TCF paid the University of Minnesota a hefty 40 million dollars for a 25 year contract ensuring this relationship, and also provided the University with much of the labor and hardware to set up the new billing system. The cost of the “savings” to the University will, of course, ultimately be borne by students. TCF also gave the University of Minnesota $35 million towards the $235 million cost of a new on-campus football stadium in 2005, in exchange for exclusive naming rights.
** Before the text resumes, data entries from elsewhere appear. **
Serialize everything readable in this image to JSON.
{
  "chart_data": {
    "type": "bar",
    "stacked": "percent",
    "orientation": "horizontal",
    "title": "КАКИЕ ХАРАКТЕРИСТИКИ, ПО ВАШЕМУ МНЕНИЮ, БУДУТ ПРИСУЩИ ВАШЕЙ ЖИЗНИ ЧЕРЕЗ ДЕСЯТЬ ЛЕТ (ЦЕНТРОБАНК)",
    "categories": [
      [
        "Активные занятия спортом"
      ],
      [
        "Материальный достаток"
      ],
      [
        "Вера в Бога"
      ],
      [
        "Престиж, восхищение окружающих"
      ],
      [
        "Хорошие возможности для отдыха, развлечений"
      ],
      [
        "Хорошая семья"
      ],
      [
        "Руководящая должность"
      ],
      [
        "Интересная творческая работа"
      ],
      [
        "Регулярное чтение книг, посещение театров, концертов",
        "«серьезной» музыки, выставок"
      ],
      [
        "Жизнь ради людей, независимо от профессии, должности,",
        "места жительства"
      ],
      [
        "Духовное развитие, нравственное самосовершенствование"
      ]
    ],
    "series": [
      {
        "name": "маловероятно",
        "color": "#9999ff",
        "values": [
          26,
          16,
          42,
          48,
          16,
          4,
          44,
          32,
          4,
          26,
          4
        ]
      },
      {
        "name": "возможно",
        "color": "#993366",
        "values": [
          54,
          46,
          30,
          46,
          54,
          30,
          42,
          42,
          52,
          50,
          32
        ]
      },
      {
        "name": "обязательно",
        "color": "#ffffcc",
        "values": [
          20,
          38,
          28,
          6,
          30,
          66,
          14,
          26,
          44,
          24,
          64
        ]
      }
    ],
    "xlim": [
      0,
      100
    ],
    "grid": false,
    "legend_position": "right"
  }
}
The plans for this venture call for the University of Minnesota to contribute $160 million to the stadium, to be raised from “corporate sponsorships, private donations, student fees, parking, and other game-day revenues”. Potentially, students attending the University of Minnesota to pursue an academic degree could end up paying nontrivial amounts of money to bolster a corporation’s self-serving largesse.
Parker (presumably ironically) refers to the deal between the University of Minnesota and TCF as a “match made in heaven”. Personally I feel that this type of match, which partakes of a large measure of predatory lending masquerading as disinterested furthering of education, is negotiated and consummated in a very different part of the cosmic afterlife, from which both parties – the unfortunate student who is lured into the debt trap and the financial institution which knowingly makes loans which cannot be repaid – will find there is no easy exit.